Und weil ich Optimist bin: Die Idee ist gut, jetzt müssen wir es nur noch umsetzten ;)
To really use a wiki, the participants need to be in control of the content- you have to give it over fully.[My Brilliant Failure: Wikis In Classrooms | Kairosnews]
Dieser Punkt ist durchaus einsehbar, vor allem wenn man davon ausgeht, das exakt diese Idee hinter einem Wiki steckt: jeder hat jederzeit vollen Zugang zu allen Inhalten.
80% of my time goes into coordination - communicating with people. […] We made an effort to introduce all involved to the concept of Wiki and use it wherever possible to reduce the time and effort spent in writing/forwarding e-mails and communicating the same idea to a million people in a million ways (ok I’m exaggerating here). However all efforts went in vain.
[…]
Editing other people’s work might only lead to more friction in a diverse work environment than increase the amount of trust.

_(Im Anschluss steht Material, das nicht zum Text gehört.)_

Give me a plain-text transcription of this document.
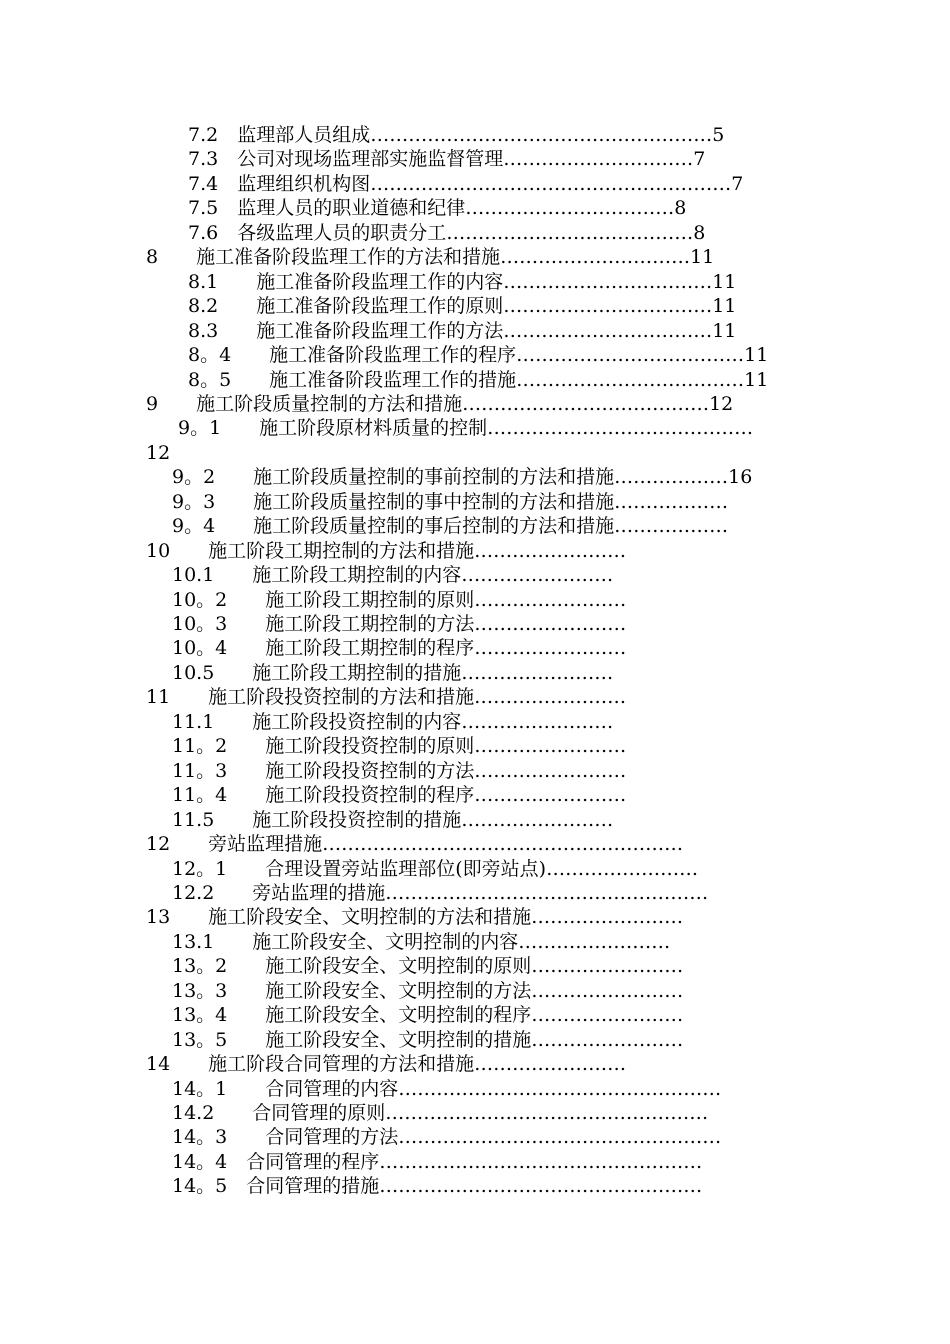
7.2　监理部人员组成………………………………………………5
7.3　公司对现场监理部实施监督管理…………………………7
7.4　监理组织机构图…………………………………………………7
7.5　监理人员的职业道德和纪律……………………………8
7.6　各级监理人员的职责分工…………………………………8
8　　施工准备阶段监理工作的方法和措施…………………………11
8.1　　施工准备阶段监理工作的内容……………………………11
8.2　　施工准备阶段监理工作的原则……………………………11
8.3　　施工准备阶段监理工作的方法……………………………11
8。4　　施工准备阶段监理工作的程序………………………………11
8。5　　施工准备阶段监理工作的措施………………………………11
9　　施工阶段质量控制的方法和措施…………………………………12
9。1　　施工阶段原材料质量的控制……………………………………
12
9。2　　施工阶段质量控制的事前控制的方法和措施………………16
9。3　　施工阶段质量控制的事中控制的方法和措施………………
9。4　　施工阶段质量控制的事后控制的方法和措施………………
10　　施工阶段工期控制的方法和措施……………………
10.1　　施工阶段工期控制的内容……………………
10。2　　施工阶段工期控制的原则……………………
10。3　　施工阶段工期控制的方法……………………
10。4　　施工阶段工期控制的程序……………………
10.5　　施工阶段工期控制的措施……………………
11　　施工阶段投资控制的方法和措施……………………
11.1　　施工阶段投资控制的内容……………………
11。2　　施工阶段投资控制的原则……………………
11。3　　施工阶段投资控制的方法……………………
11。4　　施工阶段投资控制的程序……………………
11.5　　施工阶段投资控制的措施……………………
12　　旁站监理措施…………………………………………………
12。1　　合理设置旁站监理部位(即旁站点)……………………
12.2　　旁站监理的措施……………………………………………
13　　施工阶段安全、文明控制的方法和措施……………………
13.1　　施工阶段安全、文明控制的内容……………………
13。2　　施工阶段安全、文明控制的原则……………………
13。3　　施工阶段安全、文明控制的方法……………………
13。4　　施工阶段安全、文明控制的程序……………………
13。5　　施工阶段安全、文明控制的措施……………………
14　　施工阶段合同管理的方法和措施……………………
14。1　　合同管理的内容……………………………………………
14.2　　合同管理的原则……………………………………………
14。3　　合同管理的方法……………………………………………
14。4　合同管理的程序……………………………………………
14。5　合同管理的措施……………………………………………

Access control/workflow is the only way to preserve integrity. [Connected, Distributed Work]
Stellt sich die Frage, warum alle Versuche, den Nutzern das Wiki näher zu bringen, gescheitert sind - und, ob man trotz der ursprünglichen Intention von Wikis, dem echten Leben nicht doch den Vorzug geben sollte und Workflow und Zugriffsrechte definieren sollte.

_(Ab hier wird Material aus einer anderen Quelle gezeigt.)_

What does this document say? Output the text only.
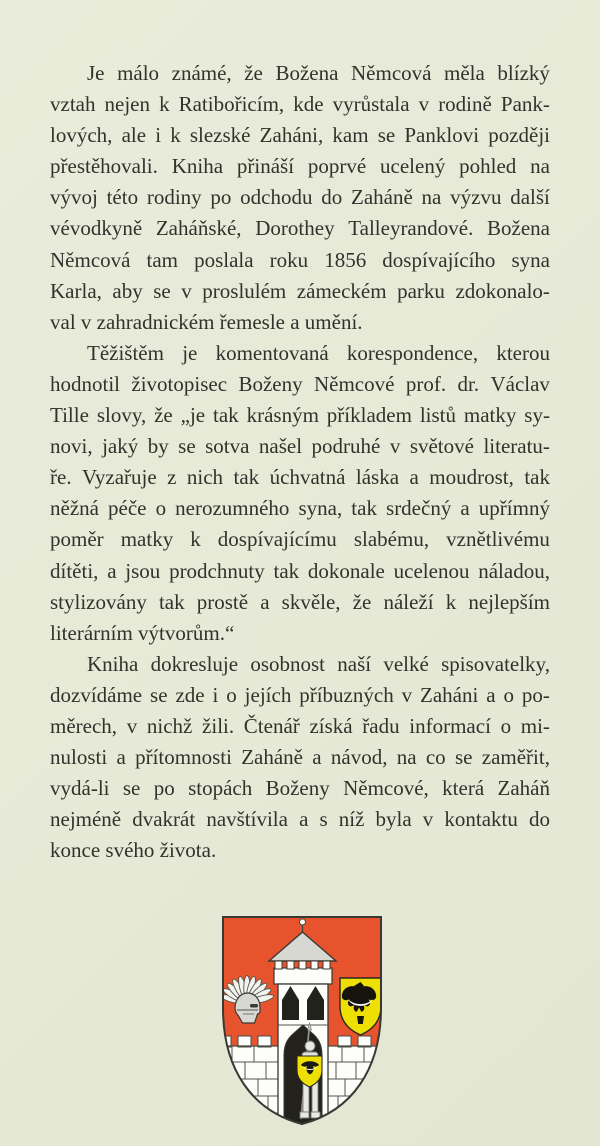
Je málo známé, že Božena Němcová měla blízký
vztah nejen k Ratibořicím, kde vyrůstala v rodině Pank-
lových, ale i k slezské Zaháni, kam se Panklovi později
přestěhovali. Kniha přináší poprvé ucelený pohled na
vývoj této rodiny po odchodu do Zaháně na výzvu další
vévodkyně Zaháňské, Dorothey Talleyrandové. Božena
Němcová tam poslala roku 1856 dospívajícího syna
Karla, aby se v proslulém zámeckém parku zdokonalo-
val v zahradnickém řemesle a umění.
Těžištěm je komentovaná korespondence, kterou
hodnotil životopisec Boženy Němcové prof. dr. Václav
Tille slovy, že „je tak krásným příkladem listů matky sy-
novi, jaký by se sotva našel podruhé v světové literatu-
ře. Vyzařuje z nich tak úchvatná láska a moudrost, tak
něžná péče o nerozumného syna, tak srdečný a upřímný
poměr matky k dospívajícímu slabému, vznětlivému
dítěti, a jsou prodchnuty tak dokonale ucelenou náladou,
stylizovány tak prostě a skvěle, že náleží k nejlepším
literárním výtvorům.“
Kniha dokresluje osobnost naší velké spisovatelky,
dozvídáme se zde i o jejích příbuzných v Zaháni a o po-
měrech, v nichž žili. Čtenář získá řadu informací o mi-
nulosti a přítomnosti Zaháně a návod, na co se zaměřit,
vydá-li se po stopách Boženy Němcové, která Zaháň
nejméně dvakrát navštívila a s níž byla v kontaktu do
konce svého života.
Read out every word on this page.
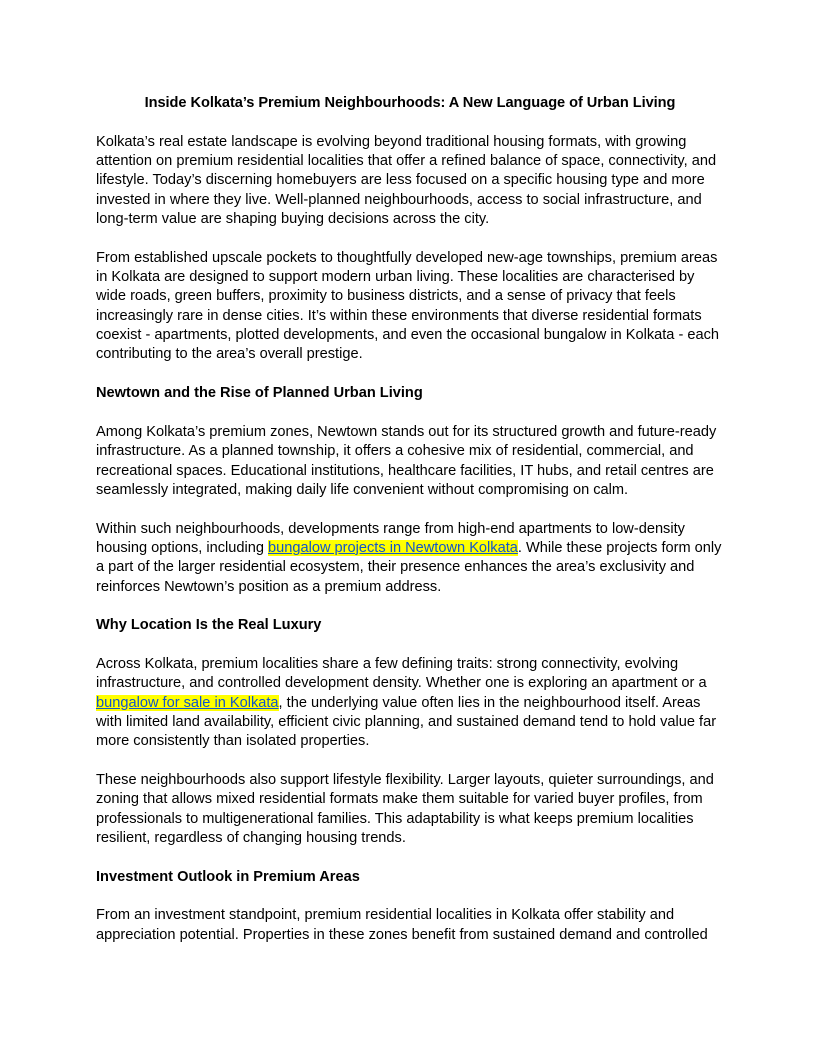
Inside Kolkata’s Premium Neighbourhoods: A New Language of Urban Living

Kolkata’s real estate landscape is evolving beyond traditional housing formats, with growing attention on premium residential localities that offer a refined balance of space, connectivity, and lifestyle. Today’s discerning homebuyers are less focused on a specific housing type and more invested in where they live. Well-planned neighbourhoods, access to social infrastructure, and long-term value are shaping buying decisions across the city.

From established upscale pockets to thoughtfully developed new-age townships, premium areas in Kolkata are designed to support modern urban living. These localities are characterised by wide roads, green buffers, proximity to business districts, and a sense of privacy that feels increasingly rare in dense cities. It’s within these environments that diverse residential formats coexist - apartments, plotted developments, and even the occasional bungalow in Kolkata - each contributing to the area’s overall prestige.

Newtown and the Rise of Planned Urban Living

Among Kolkata’s premium zones, Newtown stands out for its structured growth and future-ready infrastructure. As a planned township, it offers a cohesive mix of residential, commercial, and recreational spaces. Educational institutions, healthcare facilities, IT hubs, and retail centres are seamlessly integrated, making daily life convenient without compromising on calm.

Within such neighbourhoods, developments range from high-end apartments to low-density housing options, including bungalow projects in Newtown Kolkata. While these projects form only a part of the larger residential ecosystem, their presence enhances the area’s exclusivity and reinforces Newtown’s position as a premium address.

Why Location Is the Real Luxury

Across Kolkata, premium localities share a few defining traits: strong connectivity, evolving infrastructure, and controlled development density. Whether one is exploring an apartment or a bungalow for sale in Kolkata, the underlying value often lies in the neighbourhood itself. Areas with limited land availability, efficient civic planning, and sustained demand tend to hold value far more consistently than isolated properties.

These neighbourhoods also support lifestyle flexibility. Larger layouts, quieter surroundings, and zoning that allows mixed residential formats make them suitable for varied buyer profiles, from professionals to multigenerational families. This adaptability is what keeps premium localities resilient, regardless of changing housing trends.

Investment Outlook in Premium Areas

From an investment standpoint, premium residential localities in Kolkata offer stability and appreciation potential. Properties in these zones benefit from sustained demand and controlled
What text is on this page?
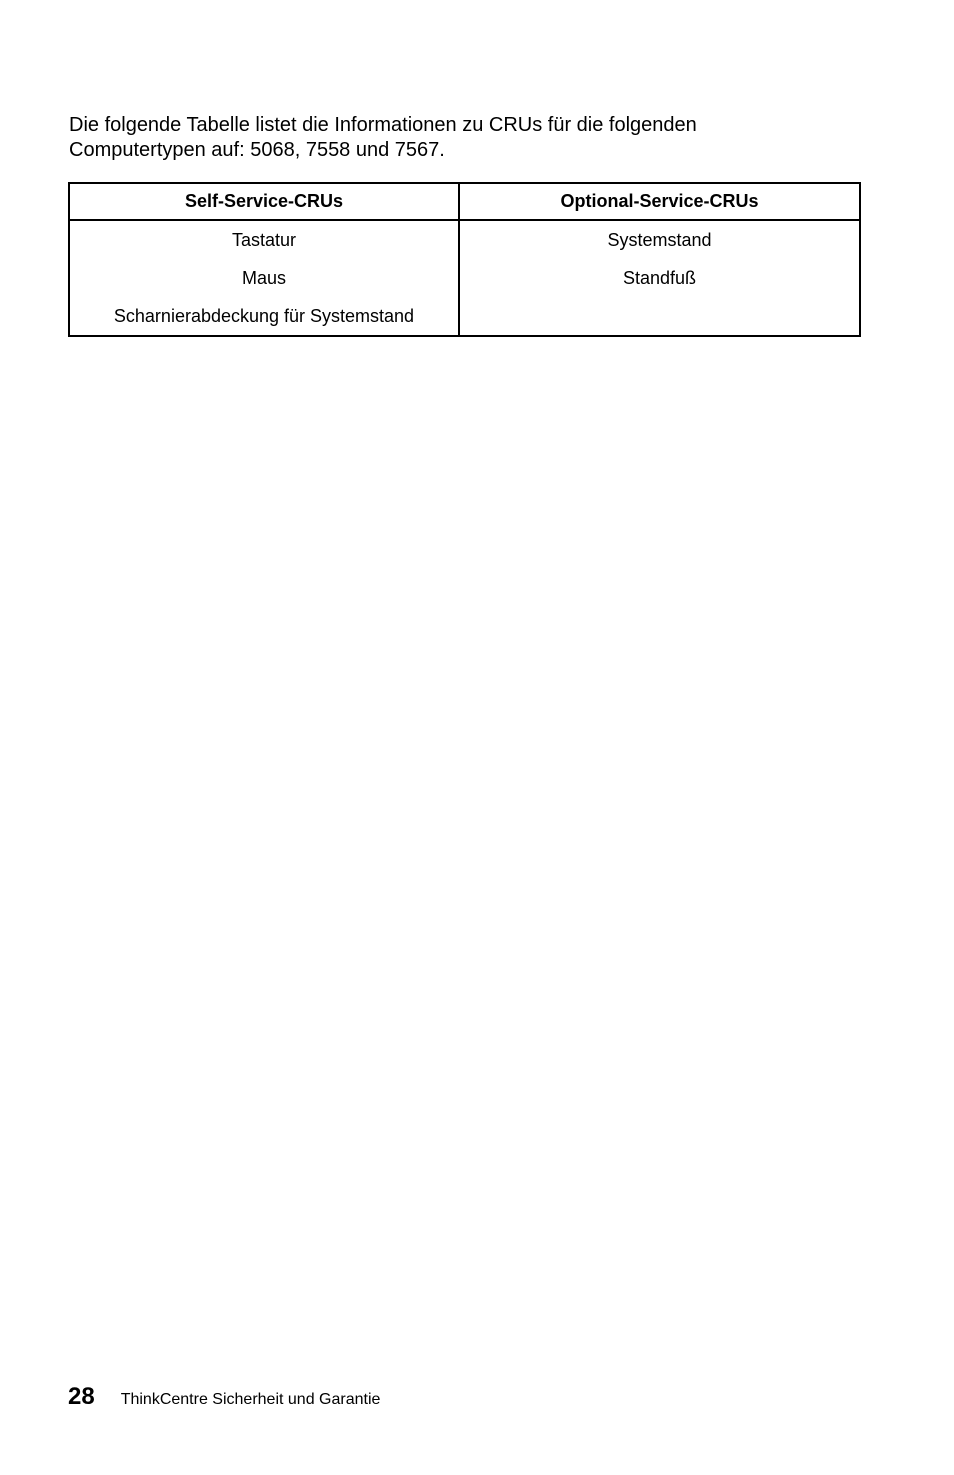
Die folgende Tabelle listet die Informationen zu CRUs für die folgenden
Computertypen auf: 5068, 7558 und 7567.

Self-Service-CRUs	Optional-Service-CRUs
Tastatur	Systemstand
Maus	Standfuß
Scharnierabdeckung für Systemstand	
28 ThinkCentre Sicherheit und Garantie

Ein solches Wiki wäre kein echtes Wiki mehr, denn dort gibt es keine unterschiedlichen Rechte oder Aufgaben, jedenfalls keine formalisierten. Informell mag man sich durchaus auf so etwas wie einen Workflow geeinigt haben - vielleicht sogar auf eine Art Schreibschutz für auf bestimmte Weise markierte Inhalte. Doch schon beim Lesezugriff scheitert dieses Modell, denn über die Suche kann man per Zufall über etwas stoßen, das man eigentlich nicht lesen sollte/dürfte/wollte.

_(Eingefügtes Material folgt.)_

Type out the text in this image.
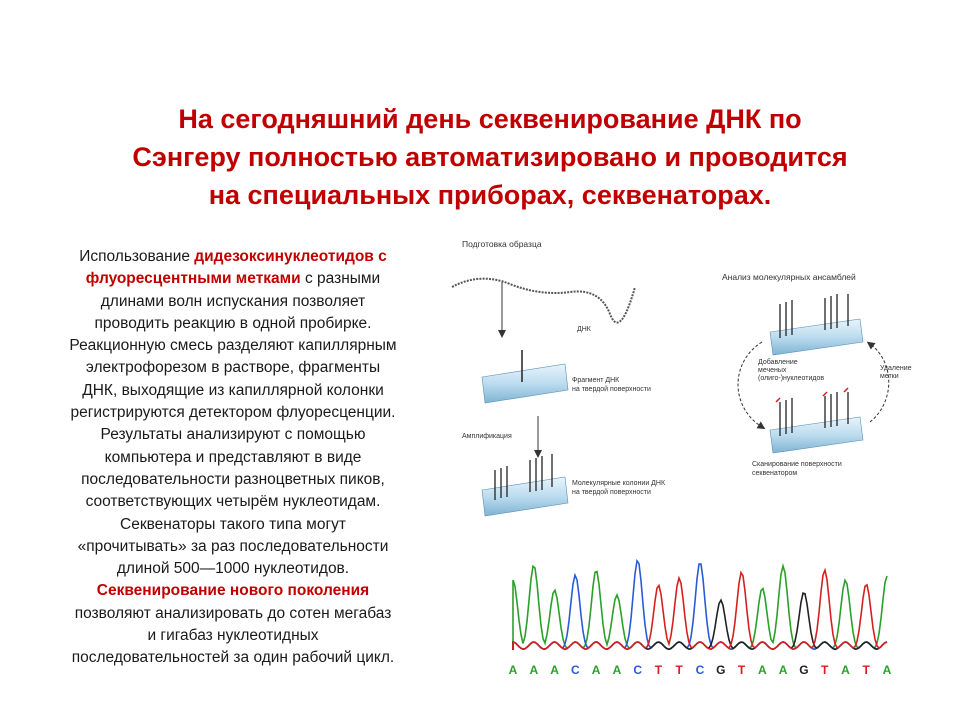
На сегодняшний день секвенирование ДНК по
Сэнгеру полностью автоматизировано и проводится
на специальных приборах, секвенаторах.
Использование дидезоксинуклеотидов с
флуоресцентными метками с разными
длинами волн испускания позволяет
проводить реакцию в одной пробирке.
Реакционную смесь разделяют капиллярным
электрофорезом в растворе, фрагменты
ДНК, выходящие из капиллярной колонки
регистрируются детектором флуоресценции.
Результаты анализируют с помощью
компьютера и представляют в виде
последовательности разноцветных пиков,
соответствующих четырём нуклеотидам.
Секвенаторы такого типа могут
«прочитывать» за раз последовательности
длиной 500—1000 нуклеотидов.
Секвенирование нового поколения
позволяют анализировать до сотен мегабаз
и гигабаз нуклеотидных
последовательностей за один рабочий цикл.
Подготовка образца
ДНК
Фрагмент ДНК
на твердой поверхности
Амплификация
Молекулярные колонии ДНК
на твердой поверхности
Анализ молекулярных ансамблей
Добавление
меченых
(олиго-)нуклеотидов
Удаление
метки
Сканирование поверхности
секвенатором
A A A C A A C T T C G T A A G T A T A
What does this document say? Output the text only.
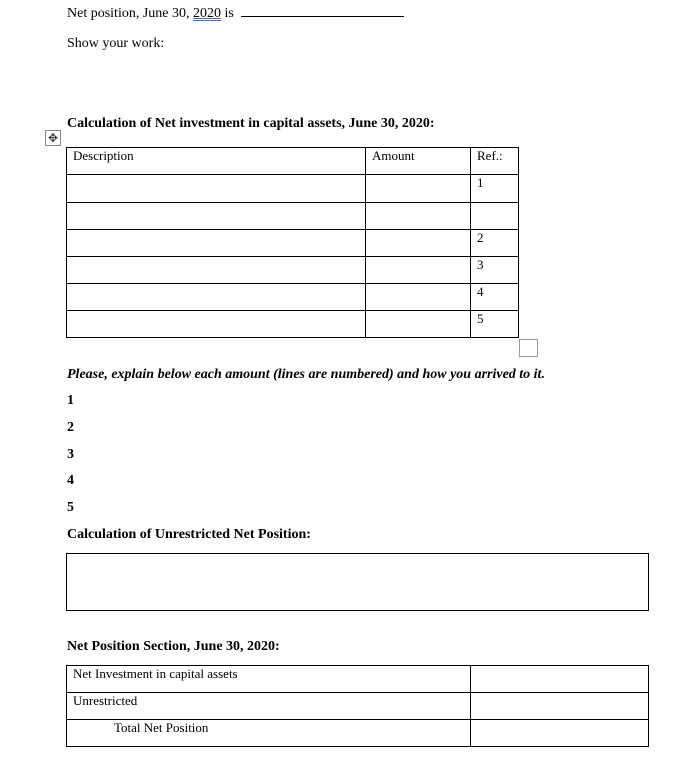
Net position, June 30, 2020 is
Show your work:
Calculation of Net investment in capital assets, June 30, 2020:
✥
Description	Amount	Ref.:
		1

		2
		3
		4
		5
Please, explain below each amount (lines are numbered) and how you arrived to it.
1
2
3
4
5
Calculation of Unrestricted Net Position:
Net Position Section, June 30, 2020:
Net Investment in capital assets	
Unrestricted	
Total Net Position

Sind die Regeln jedoch formalisiert und werden sie von der Wiki-Engine entsprechend umgesetzt, gibt es keine Grauzonen mehr und man kann sich ‘frei’ weil ‘geschützt’ bewegen. Frei ist hier nicht im Sinne von Freiheit, sondern von Unbeschwertheit gemeint.
Kommen wir nun zu dem o. g. Projekt. Bisher lief nur die Planung und Umsetzung, tatsächlich scharfgeschaltet wurde die Anwendung noch nicht. Kurz zum Hintergrund: es gut um ein Handbuch, das die Arbeit einer Abteilung eines bekannten deutschen Softwarehauses regelt. Dieses Handbuch wird den Mitarbeitern dieser Abteilung weltweit zur Verfügung gestellt und dient als erste und einzige Referenz für deren Arbeit.
Welche Vorteile hat man, wenn man dieses Handbuch als Wiki zugänglich macht? Die Vorgabe war schlicht, das komplette Dokument ins Intranet zu bringen. Von einem Word-Export nach HTML über konventionelle Web-CMS bishin zu Sitemanagementtools zu Frontpage oder Dreamweaver wurde alles angedacht, auch Wikis. Dieser Idee wurde der Zuschlag erteilt weil: klein und schnell; gute eingebaute Suchfunktion; problemlos auf dem Server zu installieren (wenigstens in der Theorie, wir werden sehen ;)) - und vor allem: Inhalte sind ohne Klimmzüge direkt im Browser editierbar, durch die Kommentare besteht die Möglichkeit eines direkten, wenn gewünscht anonymen Feedbacks, alle Feedbacks sind gesammelt an einer Stelle.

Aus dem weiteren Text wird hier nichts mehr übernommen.